By Editorial | March 4th 2021

Health Cabinet Secretary Mutahi Kagwe received the first consignment of the Covid-19 vaccine at Jomo Kenyatta International Airport on Tuesday night.

While receiving the consignment, Mr Kagwe was exuberant that the real war against Covid-19 had just begun. Indeed, he observed that until that moment, we had been fighting the pandemic using what he euphemistically called ‘rubber bullets’.

The vaccine, he said, was the real ammunition needed to fight this war. However, the arrival of the first batch of the vaccine elicited mixed reactions.

Some of the health workers, who are supposed to be among the first group to be vaccinated, have expressed reluctance to take the jab. They prefer to sit on the edge and see what effects, if any, the AstraZeneca vaccine will have on people.

Notably, the phobia of Covid-19 vaccines is not unique to Kenya. Other countries too have been grappling with pockets of resistance, even among health workers. The fear is driven by lack of information and outright disinformation about the vaccines.

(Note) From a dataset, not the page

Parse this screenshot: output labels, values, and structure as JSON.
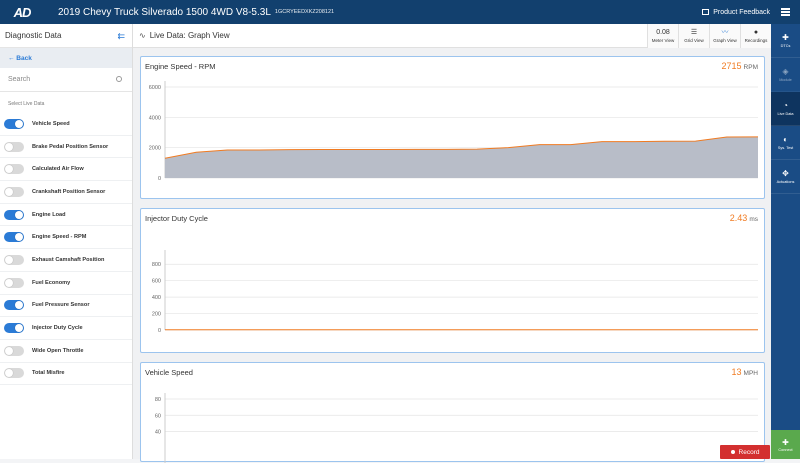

But the truth of the matter is the vaccines are working. Countries, where vaccination has been done widely, have reported good progress. In the UK for example, one dose of Pfizer or AstraZeneca vaccine is said to have reduced the risk of hospitalisation among people aged over 70 per cent by 80 per cent.

In the United States, infections are reported to be falling in areas where people have been vaccinated widely.

The vaccines are effective. Kenyans will not be guinea pigs.

That should Kagwe's new message. The government, and in particular the Ministry of Health, should go the extra mile to dispel any misinformation regarding Covid-19 vaccines.

There is need for aggressive sensitisation campaigns through print, broadcast and social media to create much-needed awareness. Local administrators also have a duty to inform the public about the benefits of Covid-19 jab.

It is noteworthy that rich nations are scrambling for the vaccines and even hoarding them, reducing access for poor chances like Kenya. They cannot be stocking up the poison.

We should encourage our health workers, the elderly and other vulnerable people, who are targeted in the first phase of immunisation to go for the jab. We must all embrace the vaccine(s) so as not to be left behind by the rest of the world.